Written by  Rita Cook

CARIBBEAN Aruba
Part of the ABC islands in the Dutch Caribbean, the island of Aruba is 19.6 miles long and six miles across, with a total area of 70 square miles. There is 82-degree weather all year long. The country is located just below the hurricane belt, 15 miles north of Venezuela.
The climate is perfect; quite dry with rarely a rainy day. That means more time on the brilliant beaches, some of which have been named best in the world.

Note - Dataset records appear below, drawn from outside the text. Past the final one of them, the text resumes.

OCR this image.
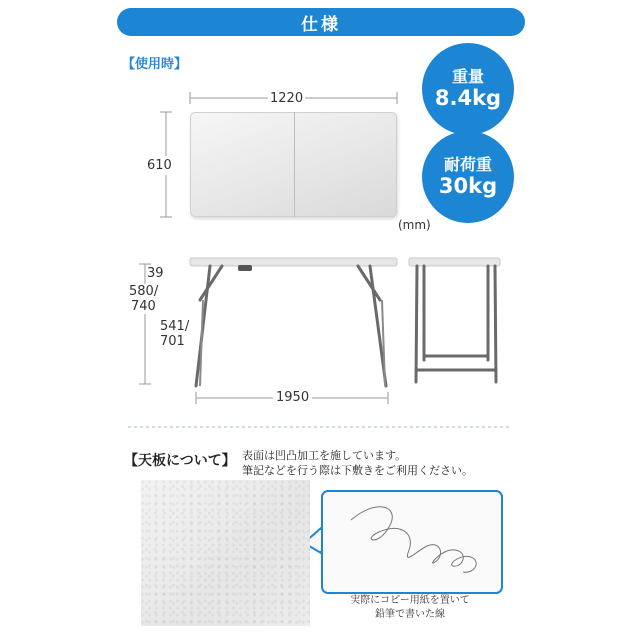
仕様
【使用時】
重量
8.4kg
耐荷重
30kg
1220
610
(mm)
39
580/
740
541/
701
1950
【天板について】 表面は凹凸加工を施しています。
筆記などを行う際は下敷きをご利用ください。
実際にコピー用紙を置いて
鉛筆で書いた線
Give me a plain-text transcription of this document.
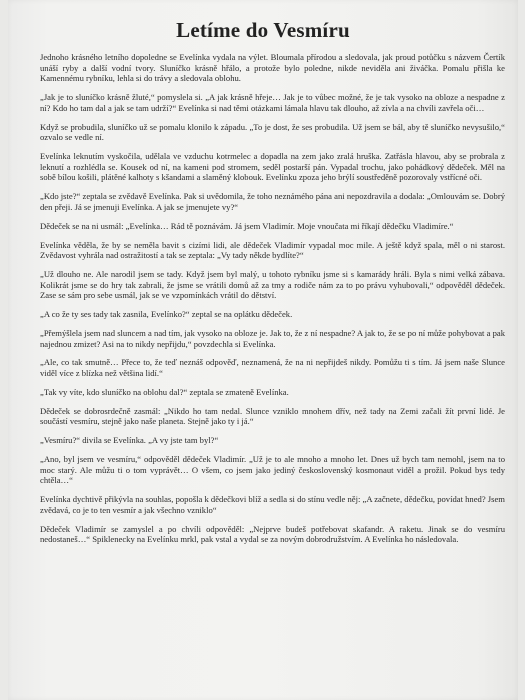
Letíme do Vesmíru

Jednoho krásného letního dopoledne se Evelínka vydala na výlet. Bloumala přírodou a sledovala, jak proud potůčku s názvem Čertík unáší ryby a další vodní tvory. Sluníčko krásně hřálo, a protože bylo poledne, nikde neviděla ani živáčka. Pomalu přišla ke Kamennému rybníku, lehla si do trávy a sledovala oblohu.

„Jak je to sluníčko krásně žluté,“ pomyslela si. „A jak krásně hřeje… Jak je to vůbec možné, že je tak vysoko na obloze a nespadne z ní? Kdo ho tam dal a jak se tam udrží?“ Evelínka si nad těmi otázkami lámala hlavu tak dlouho, až zívla a na chvíli zavřela oči…

Když se probudila, sluníčko už se pomalu klonilo k západu. „To je dost, že ses probudila. Už jsem se bál, aby tě sluníčko nevysušilo,“ ozvalo se vedle ní.

Evelínka leknutím vyskočila, udělala ve vzduchu kotrmelec a dopadla na zem jako zralá hruška. Zatřásla hlavou, aby se probrala z leknutí a rozhlédla se. Kousek od ní, na kameni pod stromem, seděl postarší pán. Vypadal trochu, jako pohádkový dědeček. Měl na sobě bílou košili, plátěné kalhoty s kšandami a slaměný klobouk. Evelínku zpoza jeho brýlí soustředěně pozorovaly vstřícné oči.

„Kdo jste?“ zeptala se zvědavě Evelínka. Pak si uvědomila, že toho neznámého pána ani nepozdravila a dodala: „Omlouvám se. Dobrý den přeji. Já se jmenuji Evelínka. A jak se jmenujete vy?“

Dědeček se na ni usmál: „Evelínka… Rád tě poznávám. Já jsem Vladimír. Moje vnoučata mi říkají dědečku Vladimíre.“

Evelínka věděla, že by se neměla bavit s cizími lidi, ale dědeček Vladimír vypadal moc mile. A ještě když spala, měl o ni starost. Zvědavost vyhrála nad ostražitostí a tak se zeptala: „Vy tady někde bydlíte?“

„Už dlouho ne. Ale narodil jsem se tady. Když jsem byl malý, u tohoto rybníku jsme si s kamarády hráli. Byla s nimi velká zábava. Kolikrát jsme se do hry tak zabrali, že jsme se vrátili domů až za tmy a rodiče nám za to po právu vyhubovali,“ odpověděl dědeček. Zase se sám pro sebe usmál, jak se ve vzpomínkách vrátil do dětství.

„A co že ty ses tady tak zasnila, Evelínko?“ zeptal se na oplátku dědeček.

„Přemýšlela jsem nad sluncem a nad tím, jak vysoko na obloze je. Jak to, že z ní nespadne? A jak to, že se po ní může pohybovat a pak najednou zmizet? Asi na to nikdy nepřijdu,“ povzdechla si Evelínka.

„Ale, co tak smutně… Přece to, že teď neznáš odpověď, neznamená, že na ni nepřijdeš nikdy. Pomůžu ti s tím. Já jsem naše Slunce viděl více z blízka než většina lidí.“

„Tak vy víte, kdo sluníčko na oblohu dal?“ zeptala se zmateně Evelínka.

Dědeček se dobrosrdečně zasmál: „Nikdo ho tam nedal. Slunce vzniklo mnohem dřív, než tady na Zemi začali žít první lidé. Je součástí vesmíru, stejně jako naše planeta. Stejně jako ty i já.“

„Vesmíru?“ divila se Evelínka. „A vy jste tam byl?“

„Ano, byl jsem ve vesmíru,“ odpověděl dědeček Vladimír. „Už je to ale mnoho a mnoho let. Dnes už bych tam nemohl, jsem na to moc starý. Ale můžu ti o tom vyprávět… O všem, co jsem jako jediný československý kosmonaut viděl a prožil. Pokud bys tedy chtěla…“

Evelínka dychtivě přikývla na souhlas, popošla k dědečkovi blíž a sedla si do stínu vedle něj: „A začnete, dědečku, povídat hned? Jsem zvědavá, co je to ten vesmír a jak všechno vzniklo“

Dědeček Vladimír se zamyslel a po chvíli odpověděl: „Nejprve budeš potřebovat skafandr. A raketu. Jinak se do vesmíru nedostaneš…“ Spiklenecky na Evelínku mrkl, pak vstal a vydal se za novým dobrodružstvím. A Evelínka ho následovala.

Since the island is Dutch, much of the architecture is purely European. This is particularly true in the capital of Oranjestad, located on the southern coast at the west end of Aruba.
Farther out, you get white sands with a bit of cacti thrown in, offering more of a desert -like landscape. In Arikok National Park, which covers 20% of the island with a nature preserve, you will see wildlife, dramatic rock formations and a rugged coastline coupled with a soft wind that always seems to be blowing.
On the northeast coast of Aruba stand the island’s unofficial mascots. The Fofoti trees are plentiful, and the constant trade winds have sculpted them into graceful, southwesterly bending art forms.
Under Spanish rule before the Dutch took over, Aruba was originally a fishing outpost. Nowadays, the island’s roughly 110,000 inhabitants are an international mixture of islanders. In fact, the modern Aruban’s heritage is often a mix of Caquetio Indian, African and European.The languages spoken here include Dutch, English and Spanish, but also the local language of Papiamento. Papiamento is said to be a language that personifies the friendliness of the people, and it is also spoken on the two other ABC islands, Bonaire and Curacao. It evolved from a pidgin language and it’s origins are a mixture of Afro-Portuguese Creole with words borrowed from Dutch, English and Spanish. It became the best way for people of many different native languages to communicate.

Aruba at Carnival Time
One of the most exciting times to visit Aruba is during the Carnival season. It is an over-the-top showcase of pageantry. Carnival began as a mix of small street festivals. The Tivoli Club, Aruba’s oldest private social club, was the first to hold a pre-Lenten celebration in 1944. In 1955, various clubs and neighborhoods decided to bring all of the smaller celebrations together, and crowned the first Carnival Queen.It was not until 1957 that the large parade was put together for the first time. Nine years later, in 1966, the first Carnival organizing body was created, bringing a cohesiveness and tradition that lasts today.
Tivoli still plays a big role in the Carnival every year in Aruba. Since 1981, the club has produced the Lighting Parade, Carnival’s nighttime gala. After the Lighting Parade kickoff, there are celebrations and events including Children’s Parades, the Pajama Party, a Grand Carnival Parade in San Nicolas, and the finale Grand Carnival Parade in Oranjestad. To signal the end of the Carnival season celebrations, a life-size King Momo is burned at midnight.

The Capital City
Aruba’s capital city of Oranjestad is the best place to get a sense the pulse of the island. There is a busy harbor and plenty of shopping, catering to both the locals and the international crowd.
There are many restored landmark buildings in Oranjestad The green “stadhuis” building is a must-see, and now serves as City Hall.
Fort Zoutman is the island’s oldest building, circa 1798, and was in use back in the days of pirates. The Willem III Tower was added in 1868. A visit to the Historical Museum explains much of Aruba’s history. If you are in the area on Tuesdays at 6:30, there is a Bon Bini Festival in the outdoor courtyard with dancers dressed in traditional folkloric clothes, and plenty of music, food and local art.
The Cas di Cultura is Aruba’s national theatre, and the Aloe Museum is another must-see. It offers an historical look at the island, and visitors learn how aloe has played a large role in Aruba’s history since 1890. Aloe is one of Aruba’s biggest exports. It is known to provide 12 vitamins, 35 minerals, and 20 amino acids, and has many healing qualities. Aruba Aloe is one of the oldest aloe companies in the world. To taste aloe in a special drink, head to the Aruba Marriott Resort & Stellaris Casino for Aruba Aloe cocktails. The hotel offers an Aruba Mule at their lobby bar, which is basically a Moscow Mule with an Aruban twist - it’s infused with aloe from Aruba Aloe. There is even a “skinny” version of the drink, prepared without sugar and with gluten-free liquor.
Oranjestad offers visitors a tram system in the downtown area. The tram connects the cruise terminal with the downtown, as well as the pedestrian mall on Main Street. There are six stops along the route so riders can enjoy the monuments and museums as they ride, and see all the sites in the capital city.
There is plenty of history on the island of Aruba, and there are also many ways to enjoy the outdoors, both inland and on the ocean. From Jeep tours in the National Park, to windsurfing, kitesurfing and diving, there is never a dull moment. There are endless ways to spend your time in this tiny Dutch paradise.